I’d like to think the great man’s cycle, rather like Harry Potter’s broomstick, was a ‘Nimrod’, and that Millie welcomed him at ‘the Kettle Sings’ without any pomp and circumstance, serving up her  hot buttered crumpets and home-baked scones with an enigmatic smile – or some such variation on a theme!    

What we do know, from ‘Elgar the Cyclist’, is that the composer purchased his first machine, a ‘Royal Sunbeam’ (a fixed wheel model with a polished black enamel finish), in August 1900, a month after his 43rd birthday, for the rather pricey sum of twenty one pounds ten shillings – no doubt cash in hand, but some time before the advent of a £20 banknote with his picture on the back!

Following a course of his and her lessons, the composer became hopelesly hooked on the bike whereas his wife, Alice, who never quite mastered the art of cycling, was rather less enamoured by the thought of pedalling miles along the muddy lanes and bumpy by-roads around ‘the Shire’.

However, Alice did keep a diary in which she records his first ride of the 1901 season, on March 14th, as being via Hanley to Upton on Severn!

So Chris has set the bar high and I’m already feeling the pressure to match her glorious array of Autumnal Asters and a historic tea room with a view that  spoke to England’s greatest composer.     
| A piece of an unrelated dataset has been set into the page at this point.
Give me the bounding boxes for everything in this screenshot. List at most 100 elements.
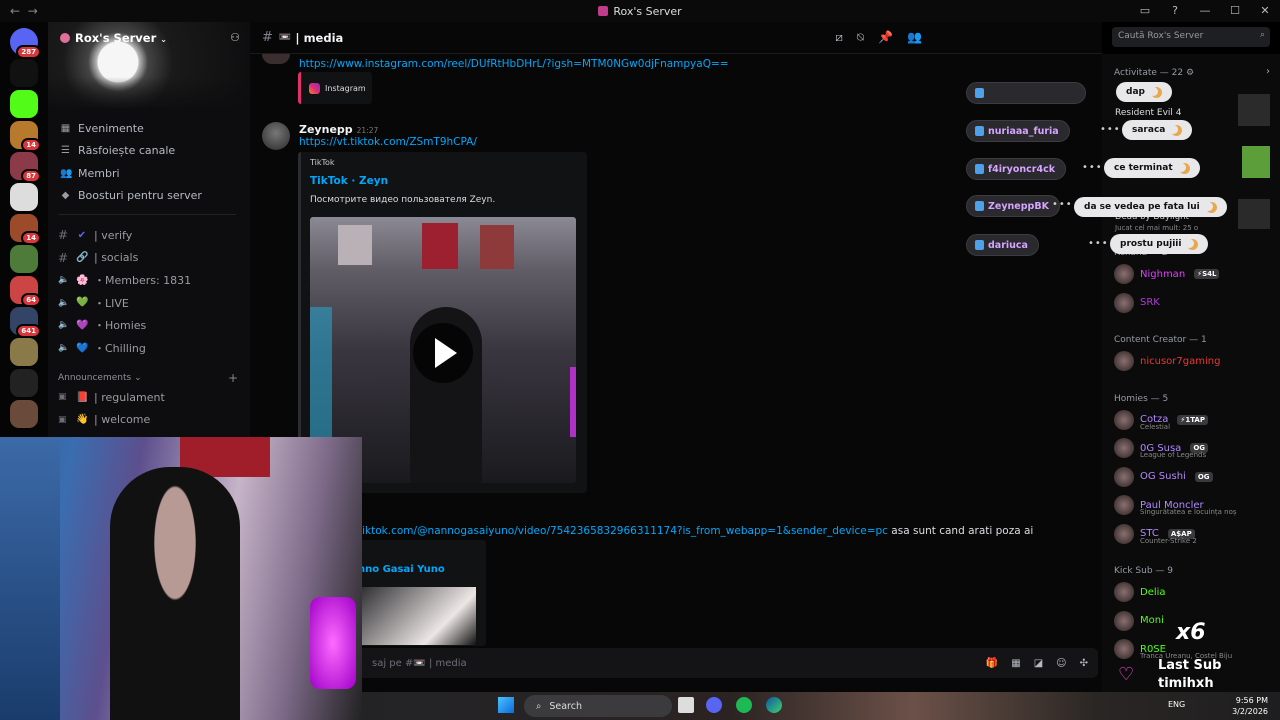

Watch this space for more travellers’ tales from in and around ‘the Shire’…




2 responses

4 10 2011
Another Phil

Always liked Michaelmas Daisies and they seem to delay the onset of the cooler weather……worked this year at least – guess they took your mind off the departure of the wally with the brolly. A marriage made in hell – can’t see him getting another job in English football, but neither can I see Forest attracting a quality manager

Admire your masterplan of visits

4 10 2011

Hi Phil
Good to hear from you again – hope things are going well.
I hoped but always doubted that the brollyman was the way forward. I’ll be posting my thoughts on the whole NFFC fiasco shortly – just holding fire to see if an appointment is made within the next few days!